Yağmur, güneş gibi doğasal olayların senaryo içindeki kullanımından, tanıklar dinlenirken duyusal anlamda varlığına dair bize tek bir ibare verilmeyen hakim ve insanlığa dair umudu temsil eden rahip karakterlerine kadar pek çok ayrıntısıyla sinemasal alegorinin en başarılı örneklerinden biri haline gelen Rashomon ayrıca, Akira Kurosawa’yı uluslararası arenada tanınan bir sanatçı noktasına vardıran ve Japon sinemasını dünyaya tanıtan film olarak nitelendirilmektedir.
””İnsanoğlu zayıftır. Bu yüzden yalan söyler. Hatta kendine bile!””

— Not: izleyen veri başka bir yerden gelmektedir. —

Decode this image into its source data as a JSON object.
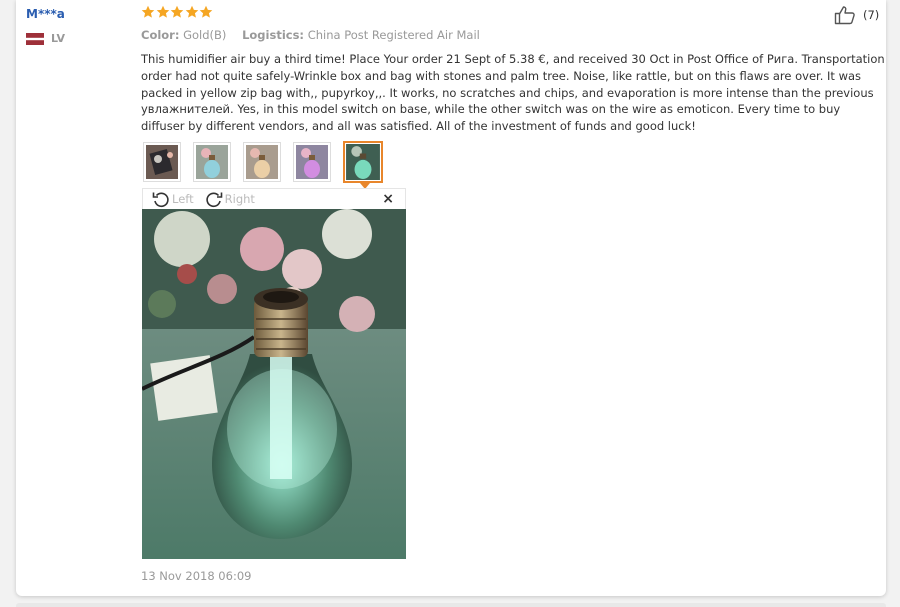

Köyün azılı haydudu Tajomaru, ormanlık arazide kestirirken karşı yoldan atının üzerinde güzel bir kadının ve ona eşlik eden genç bir adamın gelmekte olduğunu görür. Kadınlara karşı büyük bir zaafı olan Tajomaru, adamı öldürmesine gerek kalmadan kadını elde etmek için bir plan yaparak karı-koca olduklarını tahmin ettiği çifte yaklaşır ve yakınlarda gömülü kılıç ve ayna bulduğunu ve makul bir fiyata satabileceğini söyleyerek onları kandırır. Adamı iple bağlayıp etkisiz hale getirdikten sonra asıl amacını gerçekleştirerek genç kadına zorla sahip olur. Buraya kadar bütün tanıkların ifadesi aynıdır, bundan sonraki kısım için anlatılanlar ise birbirinin taban tabana zıttı… Ortadaki tek somut gerçek, karısına gözleri önünde tecavüz edilen adamın ölü bedenidir. Bu olayı içinden çıkılmaz haline getiren şeyse, olayın üç kahramanın da maktulün katili olarak kendisini işaret ediyor oluşudur. Tajomaru adamı düelloya davet ederek onurlu bir şekilde öldürdüğünü, kadın olayın ardından histeri krizi geçirerek eşini öldürdüğünü, bir medyum aracılığıyla konuşan maktulun kendisi ise öldürülmesine razı olan eşinden duyduğu utanç yüzünden kendi canına kıydığını iddia etmektedir. Rahibin dediği gibi, büyük yalanlar ancak zayıflıkları gizlemek için söylenebilir. Peki ne tür bir zayıflığı gizlemek, bir insanı başka bir insanın canına kıymak gibi büyük bir suçu üstlenmeyi tercih eder hale getirir?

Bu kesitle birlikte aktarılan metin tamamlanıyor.